The prosecution argued in a presentencing court filing for a prison term of nearly four years.

The defense contended in court arguments that Ivers was "all talk and no action [and] not a danger to anyone" and that he was merely referring to "what he had been thinking, not about what he was actually going to do."

Ivers was angry with Wright for ruling against him in a lawsuit he had filed in 2015 against an insurance company that had refused to pay him $100,000 as the beneficiary of two policies taken out by a friend. The company won a countersuit to rescind the policies, alleging that they were obtained using "willfully false or intentionally misleading representations about the [insured's] health and ability to work."

Ivers responded with a series of threats directed at Wright.
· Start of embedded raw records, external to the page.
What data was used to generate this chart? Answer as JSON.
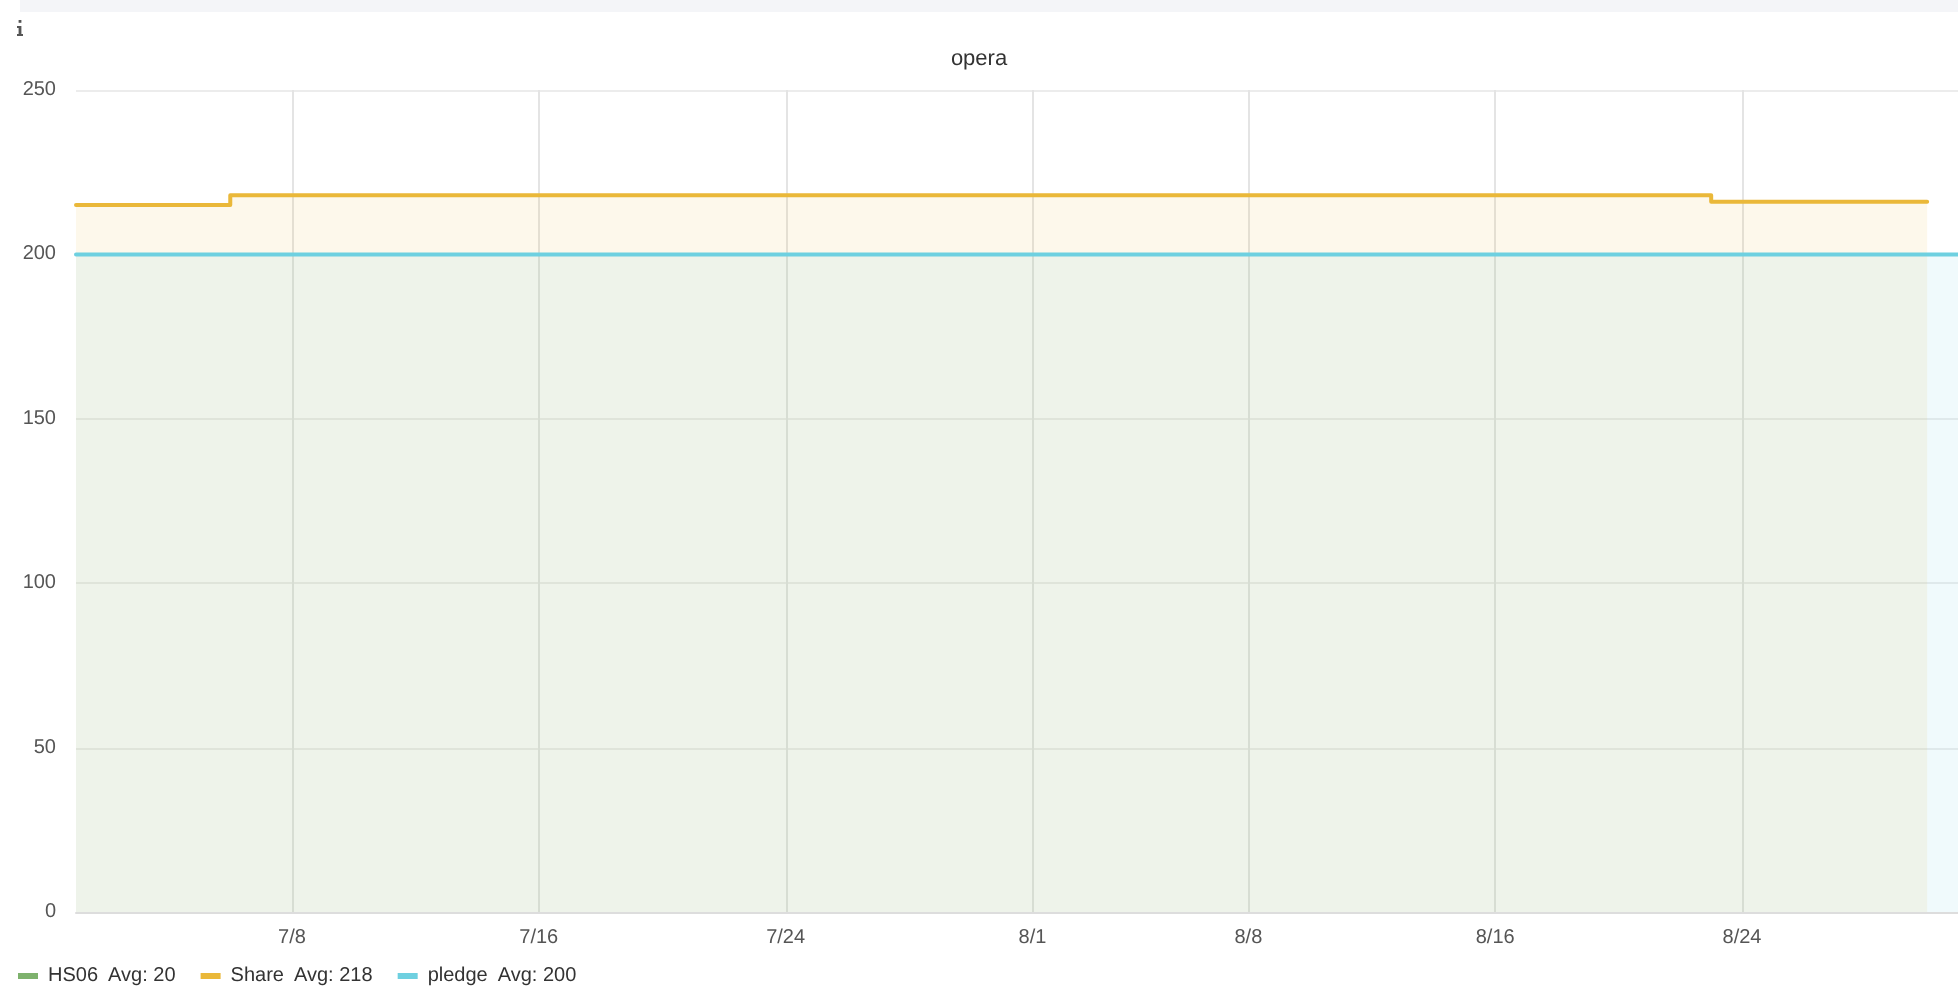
{
  "chart_data": {
    "type": "line",
    "title": "opera",
    "series": [
      {
        "name": "HS06  Avg: 20",
        "color": "#7eb26d"
      },
      {
        "name": "Share  Avg: 218",
        "type": "area",
        "color": "#eab839",
        "x": [
          "--07-01",
          "--07-06",
          "--07-06",
          "--08-23",
          "--08-23",
          "--08-30"
        ],
        "values": [
          215,
          215,
          218,
          218,
          216,
          216
        ]
      },
      {
        "name": "pledge  Avg: 200",
        "type": "area",
        "color": "#6ed0e0",
        "x": [
          "--07-01",
          "--08-31"
        ],
        "values": [
          200,
          200
        ]
      }
    ],
    "xlim": [
      "--07-01",
      "--08-31"
    ],
    "xticks": [
      {
        "value": "--07-08",
        "label": "7/8"
      },
      {
        "value": "--07-16",
        "label": "7/16"
      },
      {
        "value": "--07-24",
        "label": "7/24"
      },
      {
        "value": "--08-01",
        "label": "8/1"
      },
      {
        "value": "--08-08",
        "label": "8/8"
      },
      {
        "value": "--08-16",
        "label": "8/16"
      },
      {
        "value": "--08-24",
        "label": "8/24"
      }
    ],
    "ylim": [
      0,
      250
    ],
    "yticks": [
      0,
      50,
      100,
      150,
      200,
      250
    ],
    "grid": true,
    "legend": "bottom left"
  }
}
And in a call to Chief U.S. District Judge John Tunheim's deputy clerk, he described himself as "a walking bomb" and said he was "crazy angry" at her.

In November 2017, Ivers filed another lawsuit restating the claims he lost before Wright. He was referred to two volunteer lawyers. They told Ivers that they doubted the validity of his claims, and Ivers went into a rage. One of the lawyers reported to federal marshals that he had made comments like, "This [expletive] judge stole my life from me" and "stacked the deck" to make sure he lost the case.

"You don't know the 50 different ways I planned to kill her," Ivers allegedly told the attorney. Ivers later repeated some of the comments when confronted by deputy U.S. marshals.

After the lawyer reported the threats Ivers had made, two deputy U.S. marshals visited Ivers in West Fargo. When confronted, Ivers screamed at the deputies that "that [expletive] judge stole my life."

In 2014, Ivers also had sent a series of harassing letters to two Hennepin County judges, referring to them as "pig," "trash" and "garbage."

While running unsuccessfully for mayor of Hopkins in 2016, Ivers sparked outrage during a candidate forum when he referred to people as "ethnics" and "coloreds" and said a proposed light-rail line into town would bring "riffraff and trash from Minneapolis."